At the same time, there is a danger that must be confronted with clarity. As Islamic finance grows, it risks being absorbed into the very system it seeks to provide an alternative to. The transformation of Sukuk into instruments that merely mimic conventional bonds—stripped of genuine asset-backing and risk-sharing—would represent not progress, but dilution. The integrity of the system depends on maintaining its foundational principles, ensuring that form does not overtake substance, and that ethical intent is not sacrificed to market convenience.

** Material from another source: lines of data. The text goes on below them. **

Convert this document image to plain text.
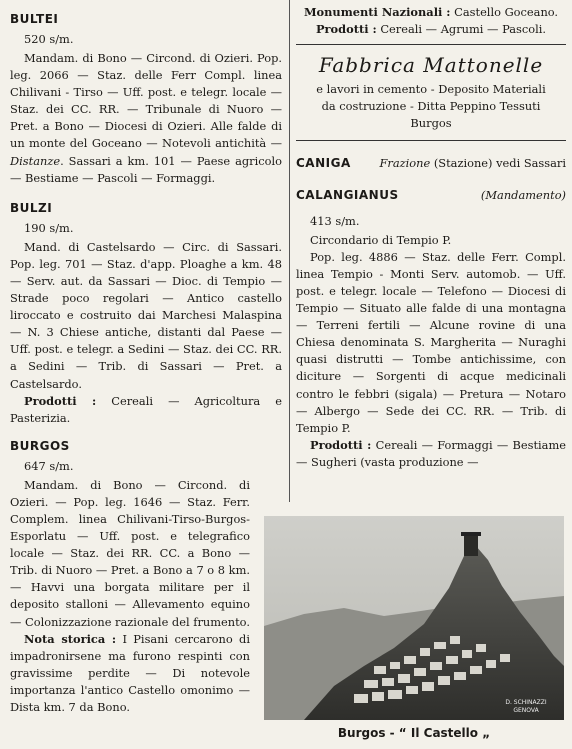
BULTEI
520 s/m.

Mandam. di Bono — Circond. di Ozieri. Pop. leg. 2066 — Staz. delle Ferr Compl. linea Chilivani - Tirso — Uff. post. e telegr. locale — Staz. dei CC. RR. — Tribunale di Nuoro — Pret. a Bono — Diocesi di Ozieri. Alle falde di un monte del Goceano — Notevoli antichità — Distanze. Sassari a km. 101 — Paese agricolo — Bestiame — Pascoli — Formaggi.

BULZI
190 s/m.

Mand. di Castelsardo — Circ. di Sassari. Pop. leg. 701 — Staz. d'app. Ploaghe a km. 48 — Serv. aut. da Sassari — Dioc. di Tempio — Strade poco regolari — Antico castello liroccato e costruito dai Marchesi Malaspina — N. 3 Chiese antiche, distanti dal Paese — Uff. post. e telegr. a Sedini — Staz. dei CC. RR. a Sedini — Trib. di Sassari — Pret. a Castelsardo.

Prodotti : Cereali — Agricoltura e Pasterizia.

BURGOS
647 s/m.

Mandam. di Bono — Circond. di Ozieri. — Pop. leg. 1646 — Staz. Ferr. Complem. linea Chilivani-Tirso-Burgos-Esporlatu — Uff. post. e telegrafico locale — Staz. dei RR. CC. a Bono — Trib. di Nuoro — Pret. a Bono a 7 o 8 km. — Havvi una borgata militare per il deposito stalloni — Allevamento equino — Colonizzazione razionale del frumento.

Nota storica : I Pisani cercarono di impadronirsene ma furono respinti con gravissime perdite — Di notevole importanza l'antico Castello omonimo — Dista km. 7 da Bono.

Monumenti Nazionali : Castello Goceano.

Prodotti : Cereali — Agrumi — Pascoli.

Fabbrica Mattonelle

e lavori in cemento - Deposito Materiali

da costruzione - Ditta Peppino Tessuti

Burgos

CANIGA	Frazione (Stazione) vedi Sassari
CALANGIANUS	(Mandamento)
413 s/m.

Circondario di Tempio P.

Pop. leg. 4886 — Staz. delle Ferr. Compl. linea Tempio - Monti Serv. automob. — Uff. post. e telegr. locale — Telefono — Diocesi di Tempio — Situato alle falde di una montagna — Terreni fertili — Alcune rovine di una Chiesa denominata S. Margherita — Nuraghi quasi distrutti — Tombe antichissime, con diciture — Sorgenti di acque medicinali contro le febbri (sigala) — Pretura — Notaro — Albergo — Sede dei CC. RR. — Trib. di Tempio P.

Prodotti : Cereali — Formaggi — Bestiame — Sugheri (vasta produzione —

D. SCHINAZZI
GENOVA
Burgos - “ Il Castello „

Nigeria therefore stands at a crossroads. It can continue along a path of incremental growth, treating Islamic finance as a supplementary tool within an unchanged financial paradigm. Or it can embrace a more ambitious vision—one in which the Islamic Capital Market becomes a vehicle for restructuring economic priorities, advancing social justice, and strengthening financial sovereignty.
The signs, though still emerging, are encouraging. The innovation represented by The Alternative Bank, the strategic vision embodied in the Health Sukuk initiative of Africa Islamic Economic Forum, and the broader regional momentum reflected in Guinea’s planned entry into the Sukuk market all point in the same direction. They suggest that a different financial future is not only imaginable, but already in formation.
In the end, the true measure of Nigeria’s Islamic Capital Market will not be the volume of funds it raises, but the values it embeds. If it can remain anchored in justice, transparency, and real economic impact, it has the potential to become more than a market. It can become a model—one that demonstrates, in practical terms, that finance can be both efficient and ethical, both modern and rooted, both global and sovereign.
And in a world increasingly defined by inequality and financial fragility that would not merely be an achievement. It would be a necessity.
Baba Yunus Muhammad is an Islamic economist, policy thinker, and advocate of ethical finance and civilizational renewal in Africa. He is associated with the Africa Islamic Economic Forum, where he promotes Islamic economics, capital markets, and resistance-oriented economic frameworks aimed at advancing economic sovereignty and human-centered development.